Temps de réaction et hallucinations
Selon les auteurs des travaux, les modèles langagiers ont eu besoin d’environ 1,6 seconde pour comprendre la commande d’un passager, ce qui est considéré comme acceptable, dans un contexte non urgent, « mais qui devrait être amélioré pour les situations où un véhicule doit réagir plus vite », affirme le Pr Wang.
Et bien que cela n’ait pas fait l’objet de démarches spécifiques dans le cadre de l’étude, il est connu que les modèles comme ChatGPT sont prompts à « inventer » des choses, ce qui veut dire qu’ils peuvent mal interpréter quelque chose, voire carrément choisir une mauvaise information, ou afficher un mauvais résultat.
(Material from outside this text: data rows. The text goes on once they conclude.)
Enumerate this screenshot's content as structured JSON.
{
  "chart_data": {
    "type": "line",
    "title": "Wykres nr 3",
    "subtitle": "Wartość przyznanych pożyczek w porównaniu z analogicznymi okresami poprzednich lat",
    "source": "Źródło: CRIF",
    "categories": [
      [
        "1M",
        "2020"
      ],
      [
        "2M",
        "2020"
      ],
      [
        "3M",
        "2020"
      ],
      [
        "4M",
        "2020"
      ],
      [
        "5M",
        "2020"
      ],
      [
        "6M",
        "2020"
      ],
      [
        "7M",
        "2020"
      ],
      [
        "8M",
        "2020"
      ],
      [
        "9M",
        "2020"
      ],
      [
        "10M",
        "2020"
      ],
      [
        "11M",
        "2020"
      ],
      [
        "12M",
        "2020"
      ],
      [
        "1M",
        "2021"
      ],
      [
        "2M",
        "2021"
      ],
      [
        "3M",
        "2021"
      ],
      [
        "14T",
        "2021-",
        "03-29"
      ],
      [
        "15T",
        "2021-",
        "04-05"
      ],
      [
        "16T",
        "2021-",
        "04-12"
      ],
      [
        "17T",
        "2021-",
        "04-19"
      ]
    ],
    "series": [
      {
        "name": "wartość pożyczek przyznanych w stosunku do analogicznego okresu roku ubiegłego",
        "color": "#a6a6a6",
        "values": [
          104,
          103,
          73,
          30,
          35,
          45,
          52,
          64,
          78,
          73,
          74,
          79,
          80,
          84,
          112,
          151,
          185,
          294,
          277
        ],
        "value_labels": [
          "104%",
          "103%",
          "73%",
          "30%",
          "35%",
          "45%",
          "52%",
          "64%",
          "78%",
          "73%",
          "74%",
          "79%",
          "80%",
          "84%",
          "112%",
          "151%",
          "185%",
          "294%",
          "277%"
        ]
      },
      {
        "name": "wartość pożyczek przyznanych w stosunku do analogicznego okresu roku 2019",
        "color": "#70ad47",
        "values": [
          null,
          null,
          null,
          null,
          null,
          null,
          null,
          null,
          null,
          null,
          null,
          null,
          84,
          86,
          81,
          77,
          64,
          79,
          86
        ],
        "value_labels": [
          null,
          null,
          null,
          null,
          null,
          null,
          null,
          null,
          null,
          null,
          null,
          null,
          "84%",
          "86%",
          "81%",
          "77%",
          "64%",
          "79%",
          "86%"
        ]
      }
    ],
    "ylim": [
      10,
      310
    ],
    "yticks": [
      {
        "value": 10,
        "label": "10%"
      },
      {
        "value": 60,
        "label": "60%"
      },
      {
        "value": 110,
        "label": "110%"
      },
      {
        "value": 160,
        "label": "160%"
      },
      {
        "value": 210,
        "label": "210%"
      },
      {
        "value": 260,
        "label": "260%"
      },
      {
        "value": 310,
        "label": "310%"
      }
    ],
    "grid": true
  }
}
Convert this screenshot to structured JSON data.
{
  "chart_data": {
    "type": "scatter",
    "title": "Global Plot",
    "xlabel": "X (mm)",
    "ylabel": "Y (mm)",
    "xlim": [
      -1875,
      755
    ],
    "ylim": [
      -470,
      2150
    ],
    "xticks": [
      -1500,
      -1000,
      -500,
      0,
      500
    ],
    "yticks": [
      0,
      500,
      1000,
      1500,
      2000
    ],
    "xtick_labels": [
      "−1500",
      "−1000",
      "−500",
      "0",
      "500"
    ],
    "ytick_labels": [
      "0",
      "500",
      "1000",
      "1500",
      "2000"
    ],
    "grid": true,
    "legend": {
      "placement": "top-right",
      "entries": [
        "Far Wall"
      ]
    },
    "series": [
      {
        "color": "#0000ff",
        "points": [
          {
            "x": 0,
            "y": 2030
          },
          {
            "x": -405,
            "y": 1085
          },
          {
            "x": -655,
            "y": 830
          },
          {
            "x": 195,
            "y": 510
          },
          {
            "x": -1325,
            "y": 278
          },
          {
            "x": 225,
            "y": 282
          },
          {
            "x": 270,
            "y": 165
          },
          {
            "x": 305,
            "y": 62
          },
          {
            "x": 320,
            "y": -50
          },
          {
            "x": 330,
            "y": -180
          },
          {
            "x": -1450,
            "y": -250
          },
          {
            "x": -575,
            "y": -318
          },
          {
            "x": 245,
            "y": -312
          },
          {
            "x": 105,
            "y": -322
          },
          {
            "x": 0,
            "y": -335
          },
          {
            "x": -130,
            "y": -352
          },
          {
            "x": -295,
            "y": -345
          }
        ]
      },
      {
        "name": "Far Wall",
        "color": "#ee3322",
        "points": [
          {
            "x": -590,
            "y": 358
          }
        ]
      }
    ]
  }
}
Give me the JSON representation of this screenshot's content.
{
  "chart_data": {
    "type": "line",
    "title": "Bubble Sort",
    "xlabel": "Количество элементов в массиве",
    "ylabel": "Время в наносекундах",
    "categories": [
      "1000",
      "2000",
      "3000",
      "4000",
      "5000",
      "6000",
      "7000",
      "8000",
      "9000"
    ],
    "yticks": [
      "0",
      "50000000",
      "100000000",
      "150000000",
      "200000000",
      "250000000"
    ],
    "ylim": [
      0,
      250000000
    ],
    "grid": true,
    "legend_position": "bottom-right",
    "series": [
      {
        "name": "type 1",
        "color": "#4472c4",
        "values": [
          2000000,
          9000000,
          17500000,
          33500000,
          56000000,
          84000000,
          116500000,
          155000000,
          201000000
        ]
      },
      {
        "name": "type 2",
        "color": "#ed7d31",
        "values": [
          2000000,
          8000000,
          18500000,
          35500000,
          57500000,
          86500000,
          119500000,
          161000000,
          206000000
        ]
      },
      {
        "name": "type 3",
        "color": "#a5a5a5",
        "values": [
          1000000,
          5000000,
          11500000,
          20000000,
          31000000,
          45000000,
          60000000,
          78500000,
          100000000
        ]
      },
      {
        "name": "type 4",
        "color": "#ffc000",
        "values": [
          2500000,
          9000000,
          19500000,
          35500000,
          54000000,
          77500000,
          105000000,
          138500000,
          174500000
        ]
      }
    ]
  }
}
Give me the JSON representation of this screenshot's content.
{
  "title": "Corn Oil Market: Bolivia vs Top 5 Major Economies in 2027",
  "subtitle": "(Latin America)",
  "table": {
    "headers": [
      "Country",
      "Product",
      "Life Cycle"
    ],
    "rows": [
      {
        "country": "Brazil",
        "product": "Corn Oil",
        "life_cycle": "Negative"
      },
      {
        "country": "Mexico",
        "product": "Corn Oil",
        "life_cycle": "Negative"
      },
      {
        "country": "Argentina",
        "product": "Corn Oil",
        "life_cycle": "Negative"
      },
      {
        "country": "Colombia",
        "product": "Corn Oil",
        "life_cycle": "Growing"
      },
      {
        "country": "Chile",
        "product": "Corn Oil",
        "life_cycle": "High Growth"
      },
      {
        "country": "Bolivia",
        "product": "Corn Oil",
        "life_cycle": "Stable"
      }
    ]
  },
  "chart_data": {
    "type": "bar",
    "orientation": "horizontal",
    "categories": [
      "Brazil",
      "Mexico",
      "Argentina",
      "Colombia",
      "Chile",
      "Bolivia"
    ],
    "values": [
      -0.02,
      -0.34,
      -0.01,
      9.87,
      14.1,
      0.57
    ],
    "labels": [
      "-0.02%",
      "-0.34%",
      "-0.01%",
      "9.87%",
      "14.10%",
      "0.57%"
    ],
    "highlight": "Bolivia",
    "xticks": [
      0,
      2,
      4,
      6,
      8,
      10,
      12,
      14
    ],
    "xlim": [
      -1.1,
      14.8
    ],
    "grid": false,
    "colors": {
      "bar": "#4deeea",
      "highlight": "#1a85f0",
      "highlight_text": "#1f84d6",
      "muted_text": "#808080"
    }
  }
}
Les chercheurs avaient équipé leurs véhicules autonomes d’une mesure de sécurité n’autorisant le départ que lorsque la commande était parfaitement comprise, mais « les hallucinations demeurent un problème qui doit être réglé avant que les fabricants automobiles ne commencent à intégrer les modèles langagiers dans leurs véhicules », affirment-ils.
Les auteurs des travaux rappellent également que les autorités réglementaires doivent évidemment donner le feu vert pour intégrer les modèles de véhicules possédant une connexion avec les modèles langagiers, afin que les voitures en question puissent bel et bien prendre la route.